La tendance s'est confirmée tout au long de la période de confinement imposé par le gouvernement belge. Vivant à proximité directe du plus grand espace vert bruxellois, j’ai commencé à observer dans mon coin un manège assez savoureux et prévisible. Incapables de rester confinés dans leur foyer, voire même leur quartier ou leur commune, les Belges se sont soudain découvert une passion dévorante pour le jogging, la promenade, le vélo, la trottinette, le roller, le skateboard, le ramassage de crottes de chien. Bref tout ce qui les autorisait à sortir de chez eux, pourvu qu'ils échappent à la monotonie confinée.


Les abords de mon domicile sont devenus plus fréquentés que l’avenue Louise un samedi après-midi. En rangs d’oignons vacillants, une succession ininterrompue et sans cesse plus nombreuse de bicyclettes s’engouffrait dans le Bois de la Cambre du matin au soir. Des coureurs novices passaient sous mes fenêtres, ahanant en transpirant à grosses gouttelettes. Des amis se croisaient « par inadvertance », profitant de cette fortuité pour s’inviter mutuellement, à demi-mot, à des « barbecues clandestins ». Habituellement plutôt paisible, la supérette au pied de mon immeuble ne désemplit plus depuis mars, de clients venus se procurer des denrées aussi indispensables que des chewing-gums, un soda, un litre de crème glacée à la vanille des îles ou un paquet de chips au paprika.


Aujourd'hui encore, le soir, avant de sortir sur les balcons applaudir on ne sait plus qui ni quoi, les Belges continuent à se planter devant leur poste de télévision pour écouter les dernières instructions gouvernementales et ensuite débattre sur les réseaux sociaux de chaque mesure prise et de son interprétation la moins stricte possible. Se promener avec un ami, oui, mais du coup un ami différent chaque jour, c’est autorisé ? Travailleurs essentiels, cela m’inclut ? C’est l’anniversaire de Mamie, on va quand même aller lui faire un petit coucou… Un petit écart n’aura pas grande conséquence. Personne n’est contaminé dans notre famille, d’ailleurs c’est la famille, ça ne compte pas. La gamine peut tout de même voir ses copines et son amoureux, sinon c’est inhumain à son âge. On ne peut pas assigner les ados à résidence, puis ils ne sont pas aussi contagieux que les plus vieux… Une bulle, c’est combien de personnes exactement ? Le masque, si on doit boire sa Jupiler, c’est pas pratique. La rentrée scolaire, oui, non, comment ? On n’en peut plus des bambins qui tournent en rond à la maison ! Euh, on veut dire que l'école c'est mieux pour leur équilibre psychologique. Voilà, c'est ça.

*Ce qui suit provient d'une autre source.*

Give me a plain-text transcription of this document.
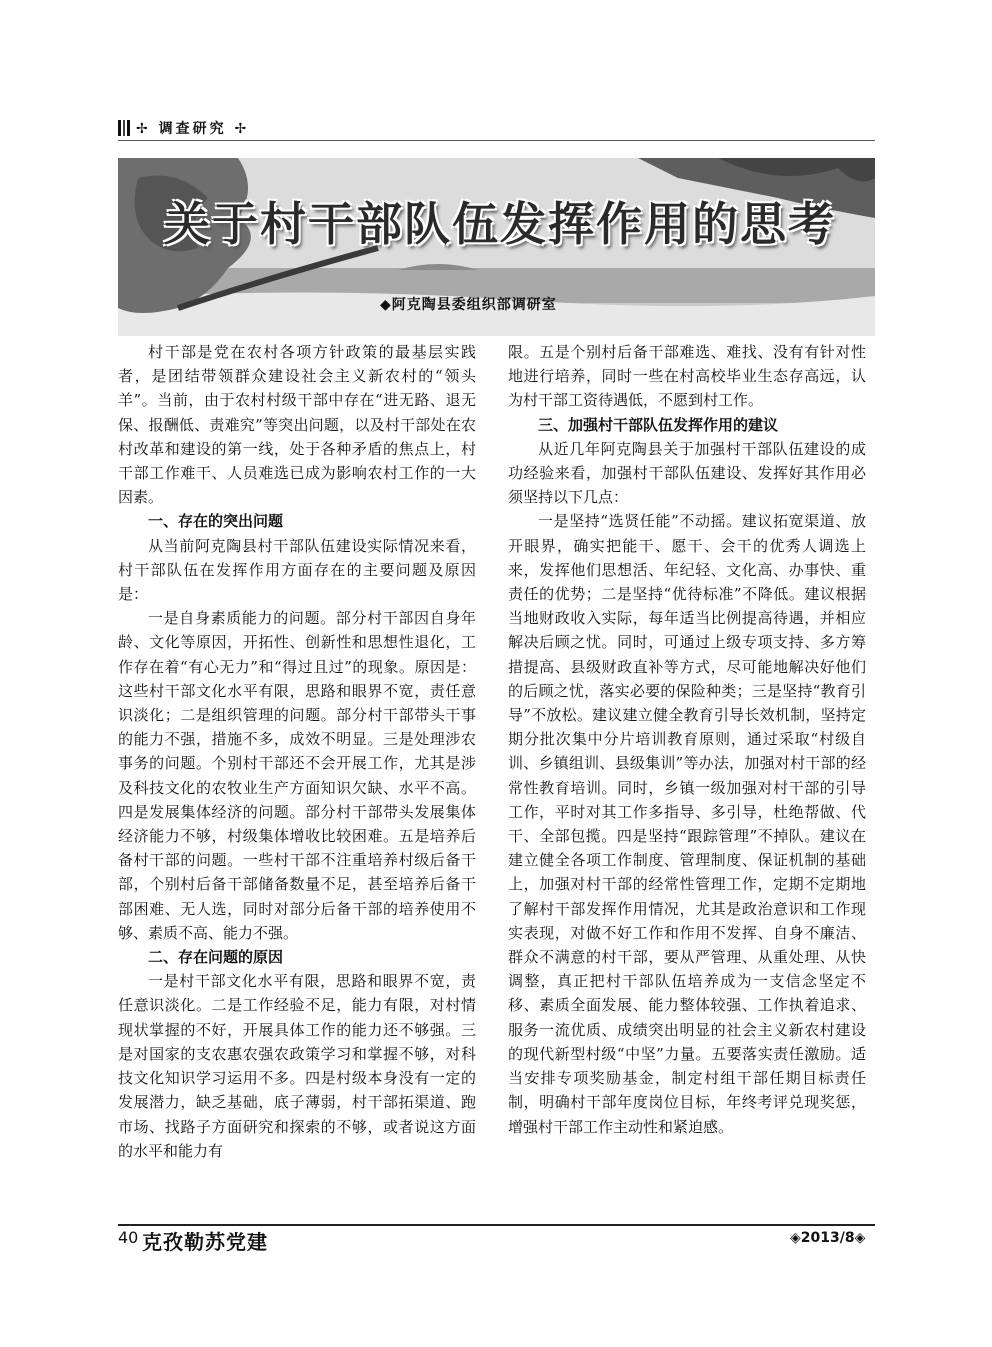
✢ 调查研究 ✢
关于村干部队伍发挥作用的思考
◆阿克陶县委组织部调研室

村干部是党在农村各项方针政策的最基层实践者，是团结带领群众建设社会主义新农村的“领头羊”。当前，由于农村村级干部中存在“进无路、退无保、报酬低、责难究”等突出问题，以及村干部处在农村改革和建设的第一线，处于各种矛盾的焦点上，村干部工作难干、人员难选已成为影响农村工作的一大因素。

一、存在的突出问题

从当前阿克陶县村干部队伍建设实际情况来看，村干部队伍在发挥作用方面存在的主要问题及原因是：

一是自身素质能力的问题。部分村干部因自身年龄、文化等原因，开拓性、创新性和思想性退化，工作存在着“有心无力”和“得过且过”的现象。原因是：这些村干部文化水平有限，思路和眼界不宽，责任意识淡化；二是组织管理的问题。部分村干部带头干事的能力不强，措施不多，成效不明显。三是处理涉农事务的问题。个别村干部还不会开展工作，尤其是涉及科技文化的农牧业生产方面知识欠缺、水平不高。四是发展集体经济的问题。部分村干部带头发展集体经济能力不够，村级集体增收比较困难。五是培养后备村干部的问题。一些村干部不注重培养村级后备干部，个别村后备干部储备数量不足，甚至培养后备干部困难、无人选，同时对部分后备干部的培养使用不够、素质不高、能力不强。

二、存在问题的原因

一是村干部文化水平有限，思路和眼界不宽，责任意识淡化。二是工作经验不足，能力有限，对村情现状掌握的不好，开展具体工作的能力还不够强。三是对国家的支农惠农强农政策学习和掌握不够，对科技文化知识学习运用不多。四是村级本身没有一定的发展潜力，缺乏基础，底子薄弱，村干部拓渠道、跑市场、找路子方面研究和探索的不够，或者说这方面的水平和能力有

限。五是个别村后备干部难选、难找、没有有针对性地进行培养，同时一些在村高校毕业生态存高远，认为村干部工资待遇低，不愿到村工作。

三、加强村干部队伍发挥作用的建议

从近几年阿克陶县关于加强村干部队伍建设的成功经验来看，加强村干部队伍建设、发挥好其作用必须坚持以下几点：

一是坚持“选贤任能”不动摇。建议拓宽渠道、放开眼界，确实把能干、愿干、会干的优秀人调选上来，发挥他们思想活、年纪轻、文化高、办事快、重责任的优势；二是坚持“优待标准”不降低。建议根据当地财政收入实际，每年适当比例提高待遇，并相应解决后顾之忧。同时，可通过上级专项支持、多方筹措提高、县级财政直补等方式，尽可能地解决好他们的后顾之忧，落实必要的保险种类；三是坚持“教育引导”不放松。建议建立健全教育引导长效机制，坚持定期分批次集中分片培训教育原则，通过采取“村级自训、乡镇组训、县级集训”等办法，加强对村干部的经常性教育培训。同时，乡镇一级加强对村干部的引导工作，平时对其工作多指导、多引导，杜绝帮做、代干、全部包揽。四是坚持“跟踪管理”不掉队。建议在建立健全各项工作制度、管理制度、保证机制的基础上，加强对村干部的经常性管理工作，定期不定期地了解村干部发挥作用情况，尤其是政治意识和工作现实表现，对做不好工作和作用不发挥、自身不廉洁、群众不满意的村干部，要从严管理、从重处理、从快调整，真正把村干部队伍培养成为一支信念坚定不移、素质全面发展、能力整体较强、工作执着追求、服务一流优质、成绩突出明显的社会主义新农村建设的现代新型村级“中坚”力量。五要落实责任激励。适当安排专项奖励基金，制定村组干部任期目标责任制，明确村干部年度岗位目标，年终考评兑现奖惩，增强村干部工作主动性和紧迫感。

40 克孜勒苏党建	◈2013/8◈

Depuis quelques semaines, le déconfinement a officiellement débuté en Belgique et le train-train hors foyer reprend rapidement ses droits. Les parents qui ont hurlé au scandale à l’annonce de la réouverture des écoles font la file durant des heures devant chez Ikea ou Décathlon. Ce rideau de douche ou ces raquettes de badminton sont indispensables et doivent absolument faire l’objet d’une expédition sur place en famille. Ceux qui en désespoir de cause avaient embrassé une carrière de joggeurs très amateurs n’ont pas tardé à publier des photos de leurs achats de déconfinement. Achats effectués masqués, bien entendu. Et masques obtenus après avoir fait la file au supermarché.


Retour à l’anormal.


Confinés de force dans nos foyers, nous nous sommes surpris à rêver d’un monde différent, moins consumériste, plus familial, moins futile et surtout moins superficiel. Mais chassez le naturel, il revient au galop. À peine sortis de cette première vague de pandémie, nous voici déjà assis en tailleur et en masse sur les pelouses publiques de nos villes, trépignant de voir rouvrir nos bars, nos restaurants et nos frontières. En mars, nous nous lavions les mains 58 fois par jour avec du Dettol de crainte de finir en réanimation avec un tube dans la trachée. En juin, nous râlons de ne pas encore pouvoir prendre ces deux semaines de vacances à Mykonos.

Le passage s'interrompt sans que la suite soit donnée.